Dick Batchelor, a former Democratic legislator from Orlando and longtime lobbyist, urged the committee to reject the bill because of the harm he expects it will do to discourage people who feel oppressed by government actors to speak out.

“HB 991 just assumes the statements from anonymous sources are false. That is a very dangerous and slippery slope,” he said.

Block warned that Christian and conservative media will likely be “more vulnerable” to lawsuits and increased legal costs because “much of conservative programming centers on commentary and opinion” and is often delivered in “purposefully provocative and colorful ways.”

Rep. Mike Beltran, a Riverview Republican and lawyer, said he thinks the measure could be the vehicle for the high court to overturn New York Times v. Sullivan but, if the bill is used to “be weaponized against conservatives,” then that’s a good thing.

“Stupid and false commentary is not something that the left has a monopoly on,” he said. “I have no problem with conservative media ... being subject to these laws.”

Related: Those accused of discrimination would have new protections under Florida bill

A similar bill in the Senate has not had a hearing.
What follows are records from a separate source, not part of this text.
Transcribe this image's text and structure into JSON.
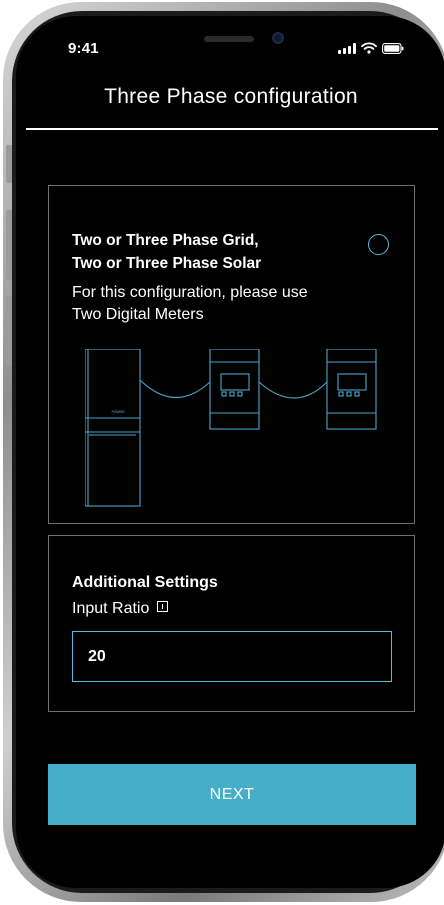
{
  "status_bar": {
    "time": "9:41"
  },
  "header": {
    "title": "Three Phase configuration"
  },
  "config_option": {
    "heading_line1": "Two or Three Phase Grid,",
    "heading_line2": "Two or Three Phase Solar",
    "description_line1": "For this configuration, please use",
    "description_line2": "Two Digital Meters",
    "selected": false,
    "device_brand_mark": "Aiswei"
  },
  "settings": {
    "heading": "Additional Settings",
    "input_ratio_label": "Input Ratio",
    "input_ratio_value": "20"
  },
  "footer": {
    "next_label": "NEXT"
  },
  "colors": {
    "accent": "#47aec9",
    "outline": "#5fb7dc",
    "background": "#000000"
  }
}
HB 991 would:

  • Make it easier to sue media outlets for allegations of defamation by expanding the definitions of defamation, allowing lawsuits to be filed anywhere in the state.
  • Remove protections in existing law that protects reporters from disclosing the sources of information including anonymous sources, and from being compelled to testify.
  • Presume that information provided by an anonymous source is false and makes no exception for whistleblowers.
  • Narrow the definition of a public figure by excluding government employees who are not appointed by public officials and persons whose notoriety arises solely from “defending himself or herself publicly against an accusation.”
  • Allow a prevailing plaintiff to collect attorney’s fees and costs from the losing news organization. Currently, both sides pay for their own legal fees and costs.
  • Allow a judge or jury to “infer actual malice” in a libel case if “the defamatory action is fabricated” by the news organization, “is the product” of a journalist’s “imagination” or “is based wholly on an anonymous report.”
  • Protect the speech of anyone accused of discrimination based on their religious or scientific beliefs when they’re making potentially offensive statements about someone’s sex, gender, sexual orientation or race to the news media or on social media.